Hong Kong’s leader, Carrie Lam, believes that reclamation is a path that a lot of developing cities will have to turn to in the near future. Cities like Hong Kong are forced to deal with severe overcrowding and a resultant shortage of homes. According to the think-tank, Our Hong Kong Foundation, around 62 percent of Hong Kong land is tied up by law and regulatory restrictions for environmental purposes regarding land development.
“It is crucial that we look for a new source of land supply by building new towns with newly created lands,” says the think-tank’s Deputy Executive Director, Stephen Wong.
The city is going forward with the idea to construct one of the world’s biggest man-made islands.

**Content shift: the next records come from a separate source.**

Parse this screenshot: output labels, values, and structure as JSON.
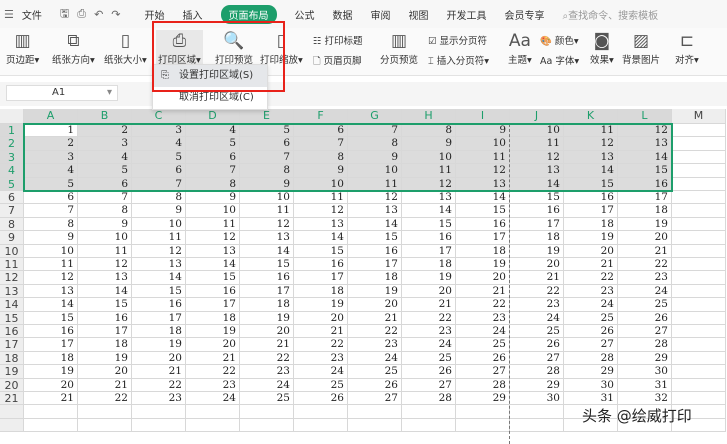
{
  "tabs": {
    "file": "文件",
    "items": [
      "开始",
      "插入",
      "页面布局",
      "公式",
      "数据",
      "审阅",
      "视图",
      "开发工具",
      "会员专享"
    ],
    "active": "页面布局",
    "search_placeholder": "查找命令、搜索模板"
  },
  "ribbon": {
    "margins": "页边距",
    "orientation": "纸张方向",
    "size": "纸张大小",
    "print_area": "打印区域",
    "print_preview": "打印预览",
    "print_scale": "打印缩放",
    "print_titles": "打印标题",
    "header_footer": "页眉页脚",
    "page_break_preview": "分页预览",
    "show_page_breaks": "显示分页符",
    "insert_page_break": "插入分页符",
    "theme": "主题",
    "colors": "颜色",
    "fonts": "字体",
    "effects": "效果",
    "background": "背景图片",
    "align": "对齐"
  },
  "menu": {
    "items": [
      "设置打印区域(S)",
      "取消打印区域(C)"
    ],
    "highlighted": 0
  },
  "name_box": "A1",
  "sheet": {
    "columns": [
      "A",
      "B",
      "C",
      "D",
      "E",
      "F",
      "G",
      "H",
      "I",
      "J",
      "K",
      "L",
      "M"
    ],
    "rows": [
      [
        1,
        2,
        3,
        4,
        5,
        6,
        7,
        8,
        9,
        10,
        11,
        12
      ],
      [
        2,
        3,
        4,
        5,
        6,
        7,
        8,
        9,
        10,
        11,
        12,
        13
      ],
      [
        3,
        4,
        5,
        6,
        7,
        8,
        9,
        10,
        11,
        12,
        13,
        14
      ],
      [
        4,
        5,
        6,
        7,
        8,
        9,
        10,
        11,
        12,
        13,
        14,
        15
      ],
      [
        5,
        6,
        7,
        8,
        9,
        10,
        11,
        12,
        13,
        14,
        15,
        16
      ],
      [
        6,
        7,
        8,
        9,
        10,
        11,
        12,
        13,
        14,
        15,
        16,
        17
      ],
      [
        7,
        8,
        9,
        10,
        11,
        12,
        13,
        14,
        15,
        16,
        17,
        18
      ],
      [
        8,
        9,
        10,
        11,
        12,
        13,
        14,
        15,
        16,
        17,
        18,
        19
      ],
      [
        9,
        10,
        11,
        12,
        13,
        14,
        15,
        16,
        17,
        18,
        19,
        20
      ],
      [
        10,
        11,
        12,
        13,
        14,
        15,
        16,
        17,
        18,
        19,
        20,
        21
      ],
      [
        11,
        12,
        13,
        14,
        15,
        16,
        17,
        18,
        19,
        20,
        21,
        22
      ],
      [
        12,
        13,
        14,
        15,
        16,
        17,
        18,
        19,
        20,
        21,
        22,
        23
      ],
      [
        13,
        14,
        15,
        16,
        17,
        18,
        19,
        20,
        21,
        22,
        23,
        24
      ],
      [
        14,
        15,
        16,
        17,
        18,
        19,
        20,
        21,
        22,
        23,
        24,
        25
      ],
      [
        15,
        16,
        17,
        18,
        19,
        20,
        21,
        22,
        23,
        24,
        25,
        26
      ],
      [
        16,
        17,
        18,
        19,
        20,
        21,
        22,
        23,
        24,
        25,
        26,
        27
      ],
      [
        17,
        18,
        19,
        20,
        21,
        22,
        23,
        24,
        25,
        26,
        27,
        28
      ],
      [
        18,
        19,
        20,
        21,
        22,
        23,
        24,
        25,
        26,
        27,
        28,
        29
      ],
      [
        19,
        20,
        21,
        22,
        23,
        24,
        25,
        26,
        27,
        28,
        29,
        30
      ],
      [
        20,
        21,
        22,
        23,
        24,
        25,
        26,
        27,
        28,
        29,
        30,
        31
      ],
      [
        21,
        22,
        23,
        24,
        25,
        26,
        27,
        28,
        29,
        30,
        31,
        32
      ]
    ],
    "selected_rows": 5
  },
  "watermark": "头条 @绘威打印",
  "colors": {
    "accent": "#1d9e6b",
    "highlight_box": "#e8221a"
  }
}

Project Lantau Tomorrow Vision will have an expense of over HK$624 billion (US$79.7 billion) and will require reclamation of 1,700 hectares of land in the sea that will house approximately 1.1 million residents on artificial islands. The work is set to start in 2025 with the expectation that the first inhabitants will be able to move in by 2032.
The first stage of the project involves establishing 1,000 hectares of land surrounding the Kau Yi Chau island in the waterway east of Lantau. An additional 700 hectares will come in the second stage. Once finished, the artificial islands will support around 400,00 homes; 70 percent will be public houses, and 30 percent will be the private sector. The reclaimed land will also contain Hong Kong’s third CBD as well as a cross-sea transport network.
In the world’s most unaffordable property market, Hong Kong’s population has risen to a massive 27,400 people per square kilometer (roughly 70,900 persons per square mile). Over 200,000 people reside in sub-divided flats in Hong Kong, such as the 20 square foot “coffin homes”. The average wait for a house in the public sector has increased to five and a half years. In the five years leading up to 2017, the collective shortfall of the city’s public and private housing availability reached 99,000 units.